The crime scene:
Note 1: Contact case on counter (complete with contacts)
Note 2: Burts Bees Handcream (which has nothing to do with this, but it has magical dry skin
healing powers that I thought you should know about.)
Sure, he may look harmless enough at first glance, but trust me, at 5AM when you happen to wander into your bathroom, the world a blur because your contacts are still on the counter, splash water on your face, brush your teet, and turn around, this is the LAST thing you are expecting to see hiding in the corner.
The most disturbing part:
Apparently I'm not a screamer. No sound came out of my mouth. Sure, I gasped (think dramatic intake of breath that is barely audible), and jumped. And had he decided to talk at that very moment, I may have even passed out. Yes, I know, VERY courageous.

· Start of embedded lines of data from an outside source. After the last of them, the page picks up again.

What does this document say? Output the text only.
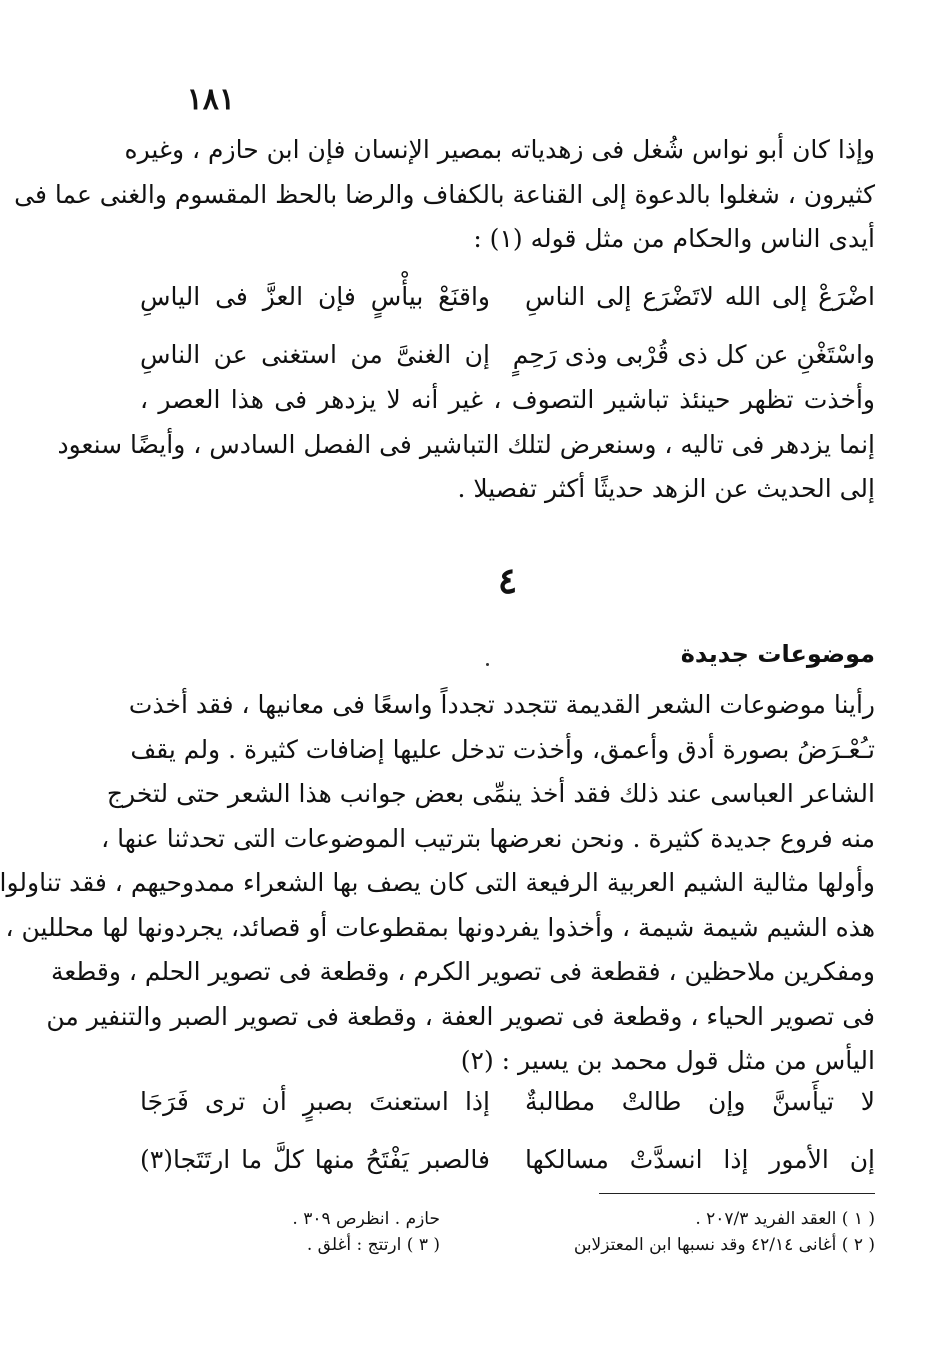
١٨١
وإذا كان أبو نواس شُغل فى زهدياته بمصير الإنسان فإن ابن حازم ، وغيره
كثيرون ، شغلوا بالدعوة إلى القناعة بالكفاف والرضا بالحظ المقسوم والغنى عما فى
أيدى الناس والحكام من مثل قوله (١) :
اضْرَعْ إلى الله لاتَضْرَع إلى الناسِ
واقنَعْ بيأْسٍ فإن العزَّ فى الياسِ
واسْتَغْنِ عن كل ذى قُرْبى وذى رَحِمٍ
إن الغنىَّ من استغنى عن الناسِ
وأخذت تظهر حينئذ تباشير التصوف ، غير أنه لا يزدهر فى هذا العصر ،
إنما يزدهر فى تاليه ، وسنعرض لتلك التباشير فى الفصل السادس ، وأيضًا سنعود
إلى الحديث عن الزهد حديثًا أكثر تفصيلا .
٤
موضوعات جديدة
رأينا موضوعات الشعر القديمة تتجدد تجدداً واسعًا فى معانيها ، فقد أخذت
تـُعْـرَضُ بصورة أدق وأعمق، وأخذت تدخل عليها إضافات كثيرة . ولم يقف
الشاعر العباسى عند ذلك فقد أخذ ينمِّى بعض جوانب هذا الشعر حتى لتخرج
منه فروع جديدة كثيرة . ونحن نعرضها بترتيب الموضوعات التى تحدثنا عنها ،
وأولها مثالية الشيم العربية الرفيعة التى كان يصف بها الشعراء ممدوحيهم ، فقد تناولوا
هذه الشيم شيمة شيمة ، وأخذوا يفردونها بمقطوعات أو قصائد، يجردونها لها محللين ،
ومفكرين ملاحظين ، فقطعة فى تصوير الكرم ، وقطعة فى تصوير الحلم ، وقطعة
فى تصوير الحياء ، وقطعة فى تصوير العفة ، وقطعة فى تصوير الصبر والتنفير من
اليأس من مثل قول محمد بن يسير : (٢)
لا تيأَسنَّ وإن طالتْ مطالبةٌ
إذا استعنتَ بصبرٍ أن ترى فَرَجَا
إن الأمور إذا انسدَّتْ مسالكها
فالصبر يَفْتَحُ منها كلَّ ما ارتَتَجا(٣)
( ١ ) العقد الفريد ٢٠٧/٣ .
حازم . انظرص ٣٠٩ .
( ٢ ) أغانى ٤٢/١٤ وقد نسبها ابن المعتزلابن
( ٣ ) ارتتج : أغلق .
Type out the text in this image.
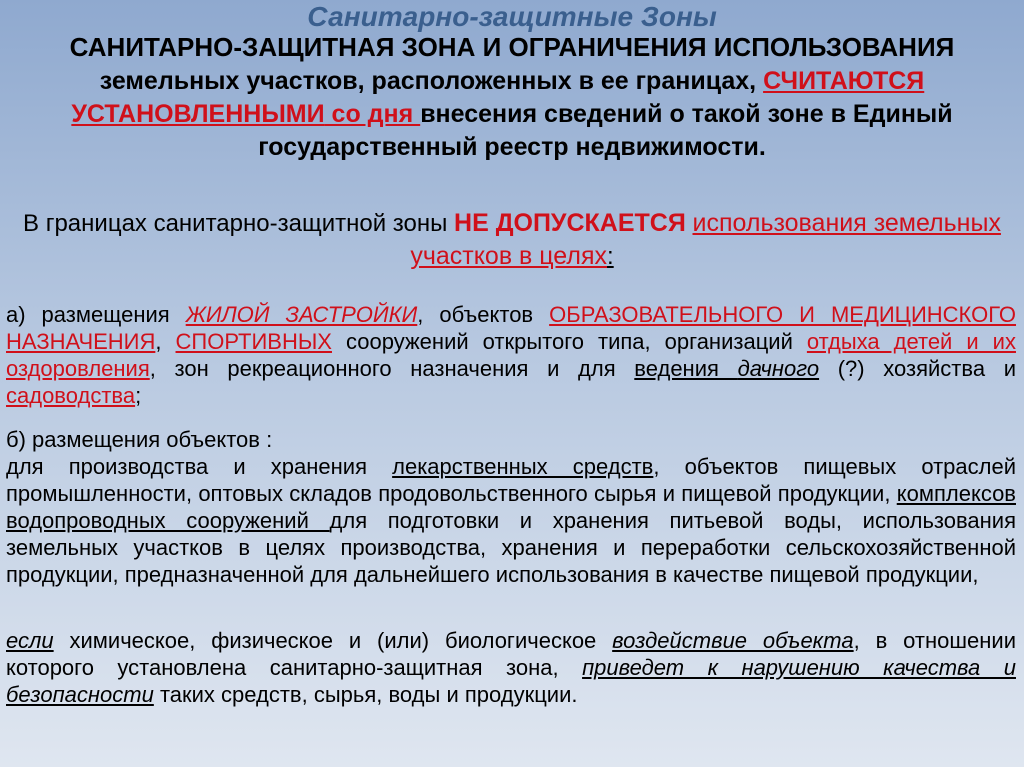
Санитарно-защитные Зоны
САНИТАРНО-ЗАЩИТНАЯ ЗОНА И ОГРАНИЧЕНИЯ ИСПОЛЬЗОВАНИЯ
земельных участков, расположенных в ее границах, СЧИТАЮТСЯ УСТАНОВЛЕННЫМИ со дня внесения сведений о такой зоне в Единый государственный реестр недвижимости.
В границах санитарно-защитной зоны НЕ ДОПУСКАЕТСЯ использования земельных участков в целях:
а) размещения ЖИЛОЙ ЗАСТРОЙКИ, объектов ОБРАЗОВАТЕЛЬНОГО И МЕДИЦИНСКОГО НАЗНАЧЕНИЯ, СПОРТИВНЫХ сооружений открытого типа, организаций отдыха детей и их оздоровления, зон рекреационного назначения и для ведения дачного (?) хозяйства и садоводства;
б) размещения объектов :
для производства и хранения лекарственных средств, объектов пищевых отраслей промышленности, оптовых складов продовольственного сырья и пищевой продукции, комплексов водопроводных сооружений для подготовки и хранения питьевой воды, использования земельных участков в целях производства, хранения и переработки сельскохозяйственной продукции, предназначенной для дальнейшего использования в качестве пищевой продукции,
если химическое, физическое и (или) биологическое воздействие объекта, в отношении которого установлена санитарно-защитная зона, приведет к нарушению качества и безопасности таких средств, сырья, воды и продукции.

So all those times I made fun of people in the horror movies for not screaming or running have finally come back to haunt me. Apparently those are my kind of people. Who knew?
Apparently Mickey, that's who.
An overactive writer's imagination is definitely NOT to my advantage in this kind of situation. And because Mickey happens to work better on tile than carpet, this may not be the last time it happens, but atleast now I'm on alert. Nightly bathroom checks have been enforced and I've removed Mickey from the premises twice since the "incident".
Who needs horror when you have a toddler around?